Moreover, the scientists to whom Davis wrote, and the articles he read, failed to *333suggest a causal connection between the vaccine and the paralysis. For example, an HEW doctor stated in an article published in June 1963 that “no evidence has been adduced to show that this vaccine, composed of these strains, had ever caused the disease it was designed to prevent.” Id. at 244. Similarly, in the summer of 1964, Dr. Sabin informed Davis “that there was absolutely no way” that he could have contracted polio from taking the vaccine. Id. at 246. See also id. (U.S. government committee report of September 30,1964, stating that “it is not possible to prove that any individual case was caused by the vaccine and that no laboratory tests available can provide a definitive answer”).

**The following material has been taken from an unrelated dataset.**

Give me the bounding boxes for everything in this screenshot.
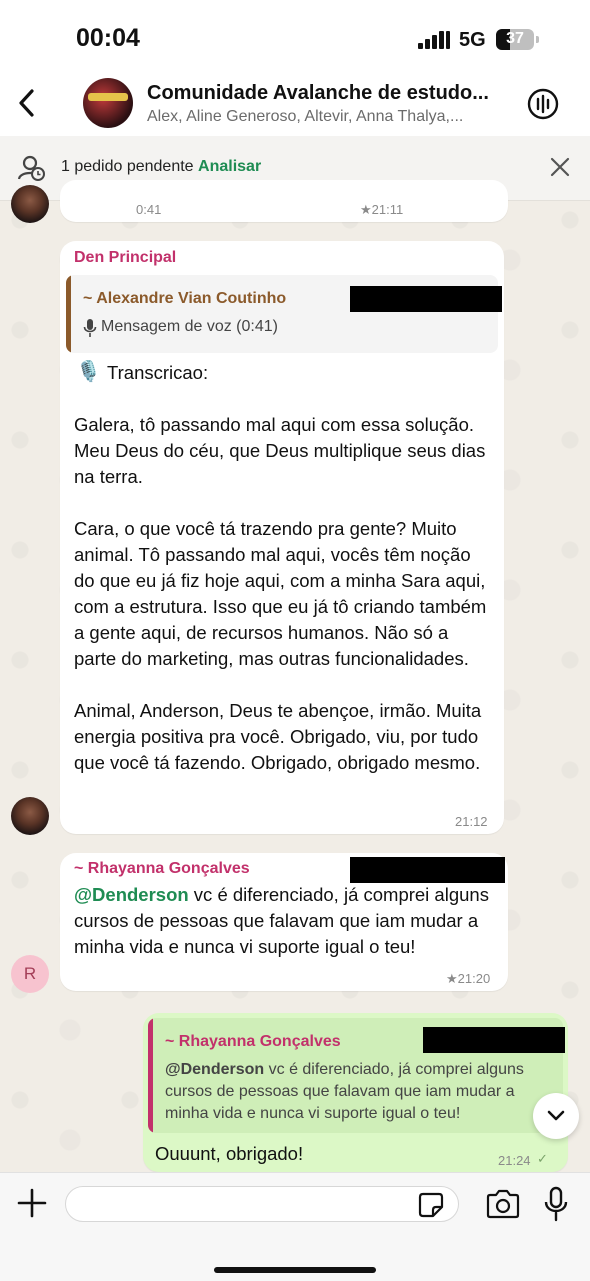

The record available to me, then, suggests that Davis was still struggling to determine the cause of his injury by the critical date in October 1963, and well beyond. In any event, at the least the question when Davis knew (1) of his injury (paralysis) and (2) its cause (the vaccine) should be a factual determination for the jury, and I would reverse the premature grant of summary judgment. Such a result is justified since the Government, as the moving party, has failed to carry its burden of demonstrating the absence of a genuine issue of material fact. See also Marshall v. Kimberly-Clark Corp., 625 F.2d 1300, 1302 (5th Cir. 1980) (“A dispute over the facts surrounding the date the statute of limitations began ‘would alone warrant denial of the motion for summary judgment.’ ”); see generally Yazzie v. Olney, Levy, Kaplan & Tenner, 593 F.2d 100, 103 (9th Cir. 1979).
In sum, I agree that the majority properly states the Kubrick rule. On this record, however, I fail to see how it can affirm the summary judgment.